I met a local Black writer who seemed the museum trauma porn, and felt it failed to encapsulate the Black excellence before the massacre and Black resilience in sweeping away its embers and restoring itself beyond its original glory. (Its height of success was nearly 20 years later, in 1941.) He suggested that the Cultural Center offers more in its archival materials and its calls for reparative justice.
Buck Atoms is the perfect Tulsa photo opp, but what’s around the corner is not to be missed.
The shop’s curator extraordinaire Mary Beth Babcock is a darling. I loved her and her divine sense of kitsch immediately and very much wanted the hug she leapt from her counter to give me on my way out.
Not only does she run this sweet, sweet shop, but also a vintage store tucked into a house around back called Buck’s Vintage. The house is full of Western tchotchkes, records, and so many future “This is literally just Lugosi” segments.
Thank you to Decopolis for the souvenirs I picked up for Matt and the chance to see Elizabeth Taylor’s earrings up close5! I mean, look at this place: it’s the Rainforest Cafe Gift Shop but also an Art Deco museum!!
My primary demand for this trip was the Bob Dylan Center and its only disappointment was that my bestie Jason was not there with us to enjoy it, especially when I happened upon a photo of Bob and one of Jason’s idols and stagemates6, John Sebastian7.
What a trove this is. Bob is not from Oklahoma (he’s from Minnesota) but after seeing the Woody Guthrie exhibit next door, he allowed for Tulsa to home his massive archive of handwritten lyrics, letters, photographs, and memorabilia with curation from Elvis Costello, Joy Harjo, and Roseanne Cash.
I don’t want to spoil the interactive exhibits, so I won’t, but my goodness, Tulsa knows how to design an functional, engaging, and original museum.
The Philbrook is one of my favorite art museums now.
This trip - this sacred, affirming trip full of peaceful quiet and iPhone fitness app records and joy - would not have been possible without the unofficial Mayor of Tulsa, Dylan Brodie. Thank you, Dylan. I owe you. So much.
I loved it here and can’t wait to come back.

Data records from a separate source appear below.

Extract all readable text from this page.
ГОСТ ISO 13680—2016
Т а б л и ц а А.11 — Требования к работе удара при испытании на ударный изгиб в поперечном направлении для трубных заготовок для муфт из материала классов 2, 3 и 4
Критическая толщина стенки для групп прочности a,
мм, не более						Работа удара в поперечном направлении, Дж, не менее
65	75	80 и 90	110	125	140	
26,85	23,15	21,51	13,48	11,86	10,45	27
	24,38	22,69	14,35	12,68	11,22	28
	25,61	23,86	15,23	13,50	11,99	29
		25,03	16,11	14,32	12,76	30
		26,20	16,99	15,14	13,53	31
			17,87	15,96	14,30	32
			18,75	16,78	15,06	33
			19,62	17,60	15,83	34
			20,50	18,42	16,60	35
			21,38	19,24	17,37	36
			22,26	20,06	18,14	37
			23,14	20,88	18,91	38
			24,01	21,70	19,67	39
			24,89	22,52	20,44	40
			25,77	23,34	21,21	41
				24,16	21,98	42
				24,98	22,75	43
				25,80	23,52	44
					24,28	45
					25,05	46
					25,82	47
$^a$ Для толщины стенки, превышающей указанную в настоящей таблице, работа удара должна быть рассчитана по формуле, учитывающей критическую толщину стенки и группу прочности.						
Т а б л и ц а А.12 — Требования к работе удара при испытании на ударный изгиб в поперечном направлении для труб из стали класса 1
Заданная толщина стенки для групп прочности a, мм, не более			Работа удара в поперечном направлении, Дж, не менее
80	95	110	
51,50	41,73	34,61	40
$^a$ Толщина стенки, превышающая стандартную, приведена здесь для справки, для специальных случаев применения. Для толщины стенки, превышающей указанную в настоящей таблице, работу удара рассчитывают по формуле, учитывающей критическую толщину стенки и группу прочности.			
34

Please support two causes that mean much to me after my week as an honorary Oklahoman: the GoFundMe for a young Lawton boy shot while looking at Christmas lights with his family, and the project Space for Us, which empowers kids young and old to learn about STEAM through space. It is an organization created by my new Tulsan pal Cheyenne and seeks to especially educate and serve Black kids in Oklahoma and beyond. I have donated to both and I hope you will consider the same.

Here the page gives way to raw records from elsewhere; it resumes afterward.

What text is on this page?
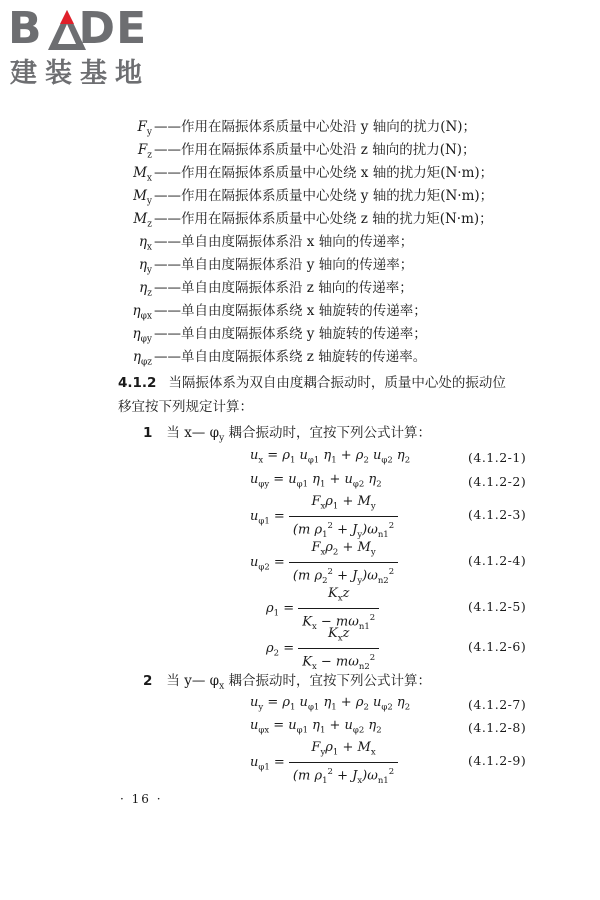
B DE
建装基地
$F_y$ ——作用在隔振体系质量中心处沿 y 轴向的扰力(N)；
$F_z$ ——作用在隔振体系质量中心处沿 z 轴向的扰力(N)；
$M_x$ ——作用在隔振体系质量中心处绕 x 轴的扰力矩(N·m)；
$M_y$ ——作用在隔振体系质量中心处绕 y 轴的扰力矩(N·m)；
$M_z$ ——作用在隔振体系质量中心处绕 z 轴的扰力矩(N·m)；
$\eta_x$ ——单自由度隔振体系沿 x 轴向的传递率；
$\eta_y$ ——单自由度隔振体系沿 y 轴向的传递率；
$\eta_z$ ——单自由度隔振体系沿 z 轴向的传递率；
$\eta_{\varphi x}$ ——单自由度隔振体系绕 x 轴旋转的传递率；
$\eta_{\varphi y}$ ——单自由度隔振体系绕 y 轴旋转的传递率；
$\eta_{\varphi z}$ ——单自由度隔振体系绕 z 轴旋转的传递率。
4.1.2 当隔振体系为双自由度耦合振动时，质量中心处的振动位
移宜按下列规定计算：
1 当 x— $\varphi_y$ 耦合振动时，宜按下列公式计算：
$u_x = \rho_1$ $u_{\varphi 1}$ $\eta_1 + \rho_2$ $u_{\varphi 2}$ $\eta_2$	(4.1.2-1)
$u_{\varphi y} = u_{\varphi 1}$ $\eta_1 + u_{\varphi 2}$ $\eta_2$	(4.1.2-2)
$u_{\varphi 1} = \frac{F_x\rho_1 + M_y}{(m \rho_1^2 + J_y)\omega_{n1}^2}$	(4.1.2-3)
$u_{\varphi 2} = \frac{F_x\rho_2 + M_y}{(m \rho_2^2 + J_y)\omega_{n2}^2}$	(4.1.2-4)
$\rho_1 = \frac{K_xz}{K_x - m\omega_{n1}^2}$	(4.1.2-5)
$\rho_2 = \frac{K_xz}{K_x - m\omega_{n2}^2}$	(4.1.2-6)
2 当 y— $\varphi_x$ 耦合振动时，宜按下列公式计算：
$u_y = \rho_1$ $u_{\varphi 1}$ $\eta_1 + \rho_2$ $u_{\varphi 2}$ $\eta_2$	(4.1.2-7)
$u_{\varphi x} = u_{\varphi 1}$ $\eta_1 + u_{\varphi 2}$ $\eta_2$	(4.1.2-8)
$u_{\varphi 1} = \frac{F_y\rho_1 + M_x}{(m \rho_1^2 + J_x)\omega_{n1}^2}$	(4.1.2-9)
· 16 ·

This is literally just Simone:
This is literally just Lugosi, my empath:
Actually my babies:
Various and sundry:
On the last night of: Happy Hanukkah!
Love you bitches,
TG
My Marty McFly dreams coming true!
“We are connected,” Fariha replied when I texted her to let her know of the coincidence.

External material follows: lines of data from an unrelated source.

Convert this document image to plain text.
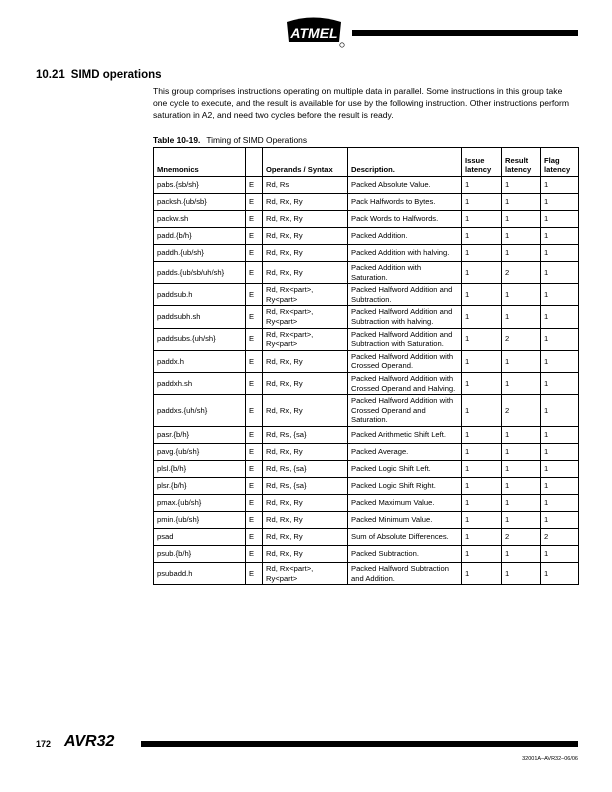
ATMEL
10.21 SIMD operations

This group comprises instructions operating on multiple data in parallel. Some instructions in this group take one cycle to execute, and the result is available for use by the following instruction. Other instructions perform saturation in A2, and need two cycles before the result is ready.

Table 10-19. Timing of SIMD Operations

Mnemonics		Operands / Syntax	Description.	Issue latency	Result latency	Flag latency
pabs.{sb/sh}	E	Rd, Rs	Packed Absolute Value.	1	1	1
packsh.{ub/sb}	E	Rd, Rx, Ry	Pack Halfwords to Bytes.	1	1	1
packw.sh	E	Rd, Rx, Ry	Pack Words to Halfwords.	1	1	1
padd.{b/h}	E	Rd, Rx, Ry	Packed Addition.	1	1	1
paddh.{ub/sh}	E	Rd, Rx, Ry	Packed Addition with halving.	1	1	1
padds.{ub/sb/uh/sh}	E	Rd, Rx, Ry	Packed Addition with Saturation.	1	2	1
paddsub.h	E	Rd, Rx<part>, Ry<part>	Packed Halfword Addition and Subtraction.	1	1	1
paddsubh.sh	E	Rd, Rx<part>, Ry<part>	Packed Halfword Addition and Subtraction with halving.	1	1	1
paddsubs.{uh/sh}	E	Rd, Rx<part>, Ry<part>	Packed Halfword Addition and Subtraction with Saturation.	1	2	1
paddx.h	E	Rd, Rx, Ry	Packed Halfword Addition with Crossed Operand.	1	1	1
paddxh.sh	E	Rd, Rx, Ry	Packed Halfword Addition with Crossed Operand and Halving.	1	1	1
paddxs.{uh/sh}	E	Rd, Rx, Ry	Packed Halfword Addition with Crossed Operand and Saturation.	1	2	1
pasr.{b/h}	E	Rd, Rs, {sa}	Packed Arithmetic Shift Left.	1	1	1
pavg.{ub/sh}	E	Rd, Rx, Ry	Packed Average.	1	1	1
plsl.{b/h}	E	Rd, Rs, {sa}	Packed Logic Shift Left.	1	1	1
plsr.{b/h}	E	Rd, Rs, {sa}	Packed Logic Shift Right.	1	1	1
pmax.{ub/sh}	E	Rd, Rx, Ry	Packed Maximum Value.	1	1	1
pmin.{ub/sh}	E	Rd, Rx, Ry	Packed Minimum Value.	1	1	1
psad	E	Rd, Rx, Ry	Sum of Absolute Differences.	1	2	2
psub.{b/h}	E	Rd, Rx, Ry	Packed Subtraction.	1	1	1
psubadd.h	E	Rd, Rx<part>, Ry<part>	Packed Halfword Subtraction and Addition.	1	1	1
172 AVR32
32001A–AVR32–06/06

Fun fact: the Welcome Back, Kotter theme song makes me cry.
Hey thanks for sharing. I don't think I'll ever get to Tulsa. But I felt compelled to add a tangent. I had the good fortune to meet tunesmith Jimmy Webb at an ASCAP songwriters workshop. He said (about his song By the Time I get to Phoenix) that he had never been to Phoenix. That inspired me when I was writing a song about travel, called The Best Part of Going Away is Coming Home. I don't know why exactly, but it gave me license to put this into the chorus "I like people, I like culture, heck I even like the sushi in Tulsa", after finding out that Tulsa is apparently highly respected as a place to get great sushi. After your post, I can almost feel like I've been there too :D
My hometown, never this cool then. A place to escape. But I did drive to Okemah to see the ruin of Woody Guthrie's House. It was kept in ruin because Woody was a Red. A certain Bob Dylan had a daubed mark that he was there in the remnant of the basement overfilled with rubbish.